- Born: November 2, 1938 (age 87) Ville Platte, Louisiana, U.S.
- Genres: Cajun, country, swamp blues, swamp pop, zydeco
- Occupation: Record producer
- Years active: 1950s–present
- Labels: Flat Town Music Company, Big Mamou, Vee-Pee, Swallow, Jin, Maison de Soul, Kom-a-day, ZBC, Home Cooking, La Louisian
- Website: http://www.flattownmusic.com/Floyds-Record-Shop-C523.aspx

= Floyd Soileau =

American record producer (born 1938)

James Floyd Soileau (born November 2, 1938) is an American record producer.

==Biography==
Soileau was born in Faubourg, a small community between Ville Platte and Washington, Louisiana. He grew up speaking Cajun French and did not speak English until attending school at the age of 6 years. In his junior year of high school, he did an afternoon Cajun music show as a part-time job with KVPI radio in Ville Platte. After graduating from Ville Platte High School in 1956, he opened a small record store, Floyd's Record Shop, and discovered that although people were still interested in them, Cajun French records were no longer being produced. With the financial help of a friend, Ed Manuel (a juke box operator from Mamou, Louisiana), who wanted new French records for his juke boxes, Floyd released his first record on the Big Mamou label by artists Austin Pitre and Milton Molitor. In 1957 Lawrence Walker and Aldus Roger helped Floyd launch his own label, Swallow Records. The following year, he joined Broadcast Music, Inc. as a publisher under the company name of Flat Town Music. "Flat Town" was chosen as English for "Ville Platte," but also because Soileau's initial submissions were rejected for similarity to existing BMI members, and he figured that "flat town" would not already be in use.

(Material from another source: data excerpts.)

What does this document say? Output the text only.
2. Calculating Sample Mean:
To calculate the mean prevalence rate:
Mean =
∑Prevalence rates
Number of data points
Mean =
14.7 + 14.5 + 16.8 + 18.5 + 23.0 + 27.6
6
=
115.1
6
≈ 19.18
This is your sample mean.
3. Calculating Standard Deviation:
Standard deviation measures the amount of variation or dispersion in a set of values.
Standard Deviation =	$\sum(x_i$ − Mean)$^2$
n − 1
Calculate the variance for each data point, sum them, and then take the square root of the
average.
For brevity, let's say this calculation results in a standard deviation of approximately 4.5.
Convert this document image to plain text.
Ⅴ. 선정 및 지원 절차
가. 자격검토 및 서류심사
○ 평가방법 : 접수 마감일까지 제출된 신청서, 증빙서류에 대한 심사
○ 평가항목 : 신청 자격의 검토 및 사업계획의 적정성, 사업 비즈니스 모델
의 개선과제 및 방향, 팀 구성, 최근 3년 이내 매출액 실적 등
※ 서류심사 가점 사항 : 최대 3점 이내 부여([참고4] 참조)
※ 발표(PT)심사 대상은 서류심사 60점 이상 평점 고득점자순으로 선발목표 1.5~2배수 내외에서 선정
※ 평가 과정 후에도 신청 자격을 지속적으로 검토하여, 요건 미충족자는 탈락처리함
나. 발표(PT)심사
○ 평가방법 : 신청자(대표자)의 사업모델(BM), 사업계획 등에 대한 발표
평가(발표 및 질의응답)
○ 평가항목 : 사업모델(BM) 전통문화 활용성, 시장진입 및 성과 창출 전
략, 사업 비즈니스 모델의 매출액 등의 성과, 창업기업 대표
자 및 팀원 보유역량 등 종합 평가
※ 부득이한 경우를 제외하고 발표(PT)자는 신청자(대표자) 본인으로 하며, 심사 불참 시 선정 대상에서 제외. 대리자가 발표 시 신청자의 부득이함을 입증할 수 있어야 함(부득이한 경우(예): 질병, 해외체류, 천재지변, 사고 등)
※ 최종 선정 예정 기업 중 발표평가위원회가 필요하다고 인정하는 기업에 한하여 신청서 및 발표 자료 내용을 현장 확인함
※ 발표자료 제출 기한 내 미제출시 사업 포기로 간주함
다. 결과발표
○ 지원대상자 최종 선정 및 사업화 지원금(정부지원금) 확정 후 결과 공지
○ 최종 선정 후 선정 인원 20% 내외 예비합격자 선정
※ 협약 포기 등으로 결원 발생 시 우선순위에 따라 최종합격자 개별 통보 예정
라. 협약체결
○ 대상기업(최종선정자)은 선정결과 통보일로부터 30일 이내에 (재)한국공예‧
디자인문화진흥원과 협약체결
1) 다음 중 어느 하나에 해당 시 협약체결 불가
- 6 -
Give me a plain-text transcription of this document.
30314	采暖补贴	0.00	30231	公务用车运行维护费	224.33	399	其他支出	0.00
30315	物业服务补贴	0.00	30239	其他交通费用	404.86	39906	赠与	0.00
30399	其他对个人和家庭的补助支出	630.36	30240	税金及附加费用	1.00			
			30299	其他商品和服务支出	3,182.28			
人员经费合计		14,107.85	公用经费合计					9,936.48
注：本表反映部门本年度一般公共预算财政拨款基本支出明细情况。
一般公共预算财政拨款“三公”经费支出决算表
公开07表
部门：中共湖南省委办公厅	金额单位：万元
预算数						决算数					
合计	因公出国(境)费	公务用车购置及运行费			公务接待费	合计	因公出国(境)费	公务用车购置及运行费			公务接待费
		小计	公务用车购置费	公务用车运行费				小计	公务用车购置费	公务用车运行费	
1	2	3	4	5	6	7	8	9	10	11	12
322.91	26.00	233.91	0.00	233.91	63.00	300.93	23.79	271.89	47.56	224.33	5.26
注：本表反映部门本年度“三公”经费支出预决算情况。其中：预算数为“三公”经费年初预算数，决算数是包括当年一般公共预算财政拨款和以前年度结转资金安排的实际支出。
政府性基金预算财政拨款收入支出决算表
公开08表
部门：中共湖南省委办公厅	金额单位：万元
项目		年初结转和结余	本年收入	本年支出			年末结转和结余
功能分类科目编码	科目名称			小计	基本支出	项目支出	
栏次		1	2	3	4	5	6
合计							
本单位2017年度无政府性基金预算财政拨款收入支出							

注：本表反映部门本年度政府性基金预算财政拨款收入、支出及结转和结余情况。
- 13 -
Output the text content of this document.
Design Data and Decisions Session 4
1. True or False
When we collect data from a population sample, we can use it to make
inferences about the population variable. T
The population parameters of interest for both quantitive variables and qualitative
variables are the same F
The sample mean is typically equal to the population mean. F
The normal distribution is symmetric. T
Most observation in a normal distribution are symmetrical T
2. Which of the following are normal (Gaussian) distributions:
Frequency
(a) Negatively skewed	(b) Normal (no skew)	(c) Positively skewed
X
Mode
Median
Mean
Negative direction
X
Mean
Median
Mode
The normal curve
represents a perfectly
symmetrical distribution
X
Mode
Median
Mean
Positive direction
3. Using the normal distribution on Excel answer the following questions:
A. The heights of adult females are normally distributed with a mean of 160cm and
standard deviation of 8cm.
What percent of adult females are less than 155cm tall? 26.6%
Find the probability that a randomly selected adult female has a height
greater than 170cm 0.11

In 1958, Soileau launched Floyd's Wholesale Distributing Co., which also specialized in servicing jukeboxes and record stores in the region. In 1964, the record shop moved to a larger location on Ville Platte's Main Street. In addition to records, and eventually cassettes and CDs, the shop carried books, musical instruments, souvenirs, and photography supplies, and even developed film.

Over the past 40 years, Swallow Records has released 265 45rpm single records and 151 albums of Cajun French music, including recordings by Adam Hebert, Belton Richard, Dewey Balfa and the Balfa Brothers, Nathan Abshire, Jambalaya Cajun Band, Paul Daigle & Cajun Gold, D.L. Menard, and many more, plus recordings by the Cajun French storyteller Marion Marcotte. 1958 saw the beginning of Jin Records with artists such as Clint West, Tommy McLain & the Boogie Kings, Lil' Bob & The Lollipops, Warren Storm, Skip Stewart, Rockin' Sidney, Rod Bernard, Johnny Allan and others making significant contributions to what was the, then, controversial swamp pop music. In 1975 he established his Maison de Soul record label, devoted to Creole and zydeco music, including artists such as Clifton Chenier, Rockin' Dopsie, Keith Frank, Chris Ardoin, Zydeco Force, Jeffery Brousard, and others. Some of the hit singles produced by Soileau include Rockin' Sidney's "My Toot Toot," Keith Frank's "Movin' On Up," and Don Fontenot's "Ride the Donkey." He has always encouraged his artists to compose new songs to record, and his Flat Town Music Company now publishes over 2800 songs, a majority of which are Cajun, swamp pop, and zydeco songs.

His Swallow Publications has published two books on the Cajun French language, Cajun Dictionary and Cajun Self-taught, both by Rev. Jules Daigle, and Jeff Hannusch's I Hear You Knockin, the story of early New Orleans rhythm and blues. He operated Swallow Recording Studios in Ville Platte for over 15 years, and sold his last studio in 1975 to Ronnie Kole, who moved the studio to Slidell, Louisiana. That year he opened a vinyl record pressing plant and printing company for LP record jackets and labels, the only such facility in Louisiana. In 1988, a writer for Billboard estimated that Flat Town Music labels were responsible for about 75% of Cajun and zydeco titles in print at the time.

The record pressing plant closed in 1994. Eventually, the store closed but the online mail order business continues.

In 1959, he married his high school sweetheart Jinver Ortego, after whom Jin Records is named. They have three daughters, Catherine, Connie and Cindy, and one son, Christopher. Floyd was inducted into the Acadian Museum in Louisiana on October 19, 2002.